Completion evaluator

The most important design decision in claude-goal is how to decide a goal is done.

A model that has spent N turns working toward an objective has sunk-cost bias to declare done. Optimistic transcript language — “I’ve now refactored the module, all tests should pass” — is the failure mode. If you trust the worker to self-audit, you ship false positives.

This page explains the two-path completion design and why it works.

The insight

The win isn’t the Haiku model specifically — it’s separating the completion condition from the worker’s self-narrative.

This is Codex’s experience from codex-rs, where the original /goal was built. Any separate evaluator without that context bias — Haiku, GPT-4o-mini, a local model, or even another instance of the same Claude — beats same-model self-audit. The mechanism matters more than the model choice.

Why a subagent, not a hook

The original design was a type: "prompt" Stop hook (mirroring Anthropic’s native /goal mechanism in CC 2.1.139+). But reading the Claude Code hooks spec revealed a fatal constraint: prompt hooks receive only the fixed input JSON (session_id, transcript_path, last_assistant_message, etc.) and cannot read files or call tools.

The active goal’s objective lives in our SQLite DB, not in CC’s hook input. A prompt-hook evaluator literally cannot see what the user asked for.

A plugin subagent solves this:

	Prompt hook	Plugin subagent
Fresh context, no sunk-cost bias	✓	✓
Can read transcript	✓	✓
Can read the DB for the objective	✗	✓
Can run tools to verify	✗	✓
Returns structured verdict	text only	JSON

The evaluator subagent is dispatched by the worker, not by a hook. The continuation prompt instructs the worker:

Before marking the goal complete, dispatch the claude-goal:goal-evaluator subagent. Pass the objective and your evidence. Wait for its verdict.

What the evaluator does

The subagent (defined in agents/goal-evaluator.md) runs in a fresh context with Bash + Read + jq + sqlite3. Each invocation:

Reads the active goal’s objective from goals.db
Inspects recent transcript messages for what the worker claims to have done
Verifies with tools — runs the test, reads the file, checks the exit code, queries the API
Returns {"verdict": "complete" | "incomplete" | "unverifiable", "reason": "<concrete evidence or what's missing>"}

The verdict drives the worker’s next action:

complete → call update_goal status:complete completed_by:"evaluator"
incomplete → continue working on the gap the evaluator identified
unverifiable → the evaluator can’t tell; the worker falls back to self-audit

Conservative by design

The evaluator prompt explicitly forbids optimistic reasoning:

Optimistic language is never proof. “Should work” is not “works.” Require concrete evidence: a passing test, a file’s actual contents, an exit code, a specific log line.

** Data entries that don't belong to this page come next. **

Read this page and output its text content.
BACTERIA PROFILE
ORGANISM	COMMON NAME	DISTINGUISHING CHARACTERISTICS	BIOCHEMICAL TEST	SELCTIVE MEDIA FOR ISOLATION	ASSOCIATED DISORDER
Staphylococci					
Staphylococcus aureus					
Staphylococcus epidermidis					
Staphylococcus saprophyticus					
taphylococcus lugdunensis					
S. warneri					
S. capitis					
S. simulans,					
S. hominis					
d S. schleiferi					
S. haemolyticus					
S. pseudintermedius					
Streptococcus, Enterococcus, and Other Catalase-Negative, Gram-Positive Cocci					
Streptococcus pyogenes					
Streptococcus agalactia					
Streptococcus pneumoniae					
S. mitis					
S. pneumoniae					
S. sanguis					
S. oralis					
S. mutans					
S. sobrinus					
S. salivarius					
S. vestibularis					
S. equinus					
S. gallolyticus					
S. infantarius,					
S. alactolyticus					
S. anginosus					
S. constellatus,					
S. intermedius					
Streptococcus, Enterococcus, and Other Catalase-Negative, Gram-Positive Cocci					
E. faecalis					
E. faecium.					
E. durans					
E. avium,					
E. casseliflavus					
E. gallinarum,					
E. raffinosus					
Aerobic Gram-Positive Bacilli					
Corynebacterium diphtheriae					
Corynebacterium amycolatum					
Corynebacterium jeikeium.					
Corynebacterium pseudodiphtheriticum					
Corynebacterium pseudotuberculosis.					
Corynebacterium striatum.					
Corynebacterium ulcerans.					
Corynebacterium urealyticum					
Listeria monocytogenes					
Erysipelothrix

Vague claims → return incomplete.

This makes false positives rare. False negatives (a goal is actually done but the evaluator can’t find the evidence) fall through to unverifiable, and the worker’s self-audit path serves as the safety net.

The two paths coexist

Path	Trigger	Event logged
Evaluator	Worker dispatches subagent, gets `complete`, calls `update_goal completed_by:"evaluator"`	`goal_completed_by_evaluator`
Self-audit	Worker calls `update_goal status:complete` directly	`goal_completed_by_self_update`

Both are valid completion. The distinct events let you post-hoc audit which mechanism you’re actually relying on. In practice, a healthy goal completes via the evaluator path; self-audit fires when the evaluator is unavailable or returns unverifiable.

Why not Haiku?

Anthropic’s native /goal (CC 2.1.139+) uses a fresh Haiku call per turn as the evaluator. That works for casual conditions (“keep working until the lint passes”) because Haiku can read the transcript and decide.

But Haiku-as-hook has the same constraint as a prompt hook — it can’t read files or run tools. For an objective like “the production build succeeds with no errors,” Haiku has to infer from transcript language. That’s exactly the failure mode the subagent design avoids.

If you want Haiku in the loop for casual goals, use the native /goal. The two commands coexist. Use /goal-start from this plugin when you need tool-verified completion.

What the evaluator cannot do

The evaluator’s tool surface is bounded:

No Write / Edit — it cannot modify the codebase. Its job is to verify, not to fix.
No Task dispatch — it cannot launch further subagents.
No update_goal — it returns a verdict only. The worker calls update_goal based on the verdict.

This separation keeps the evaluator’s role pure: read, run, judge. It also makes its output auditable — every completion attributed to the evaluator has a verdict reason logged.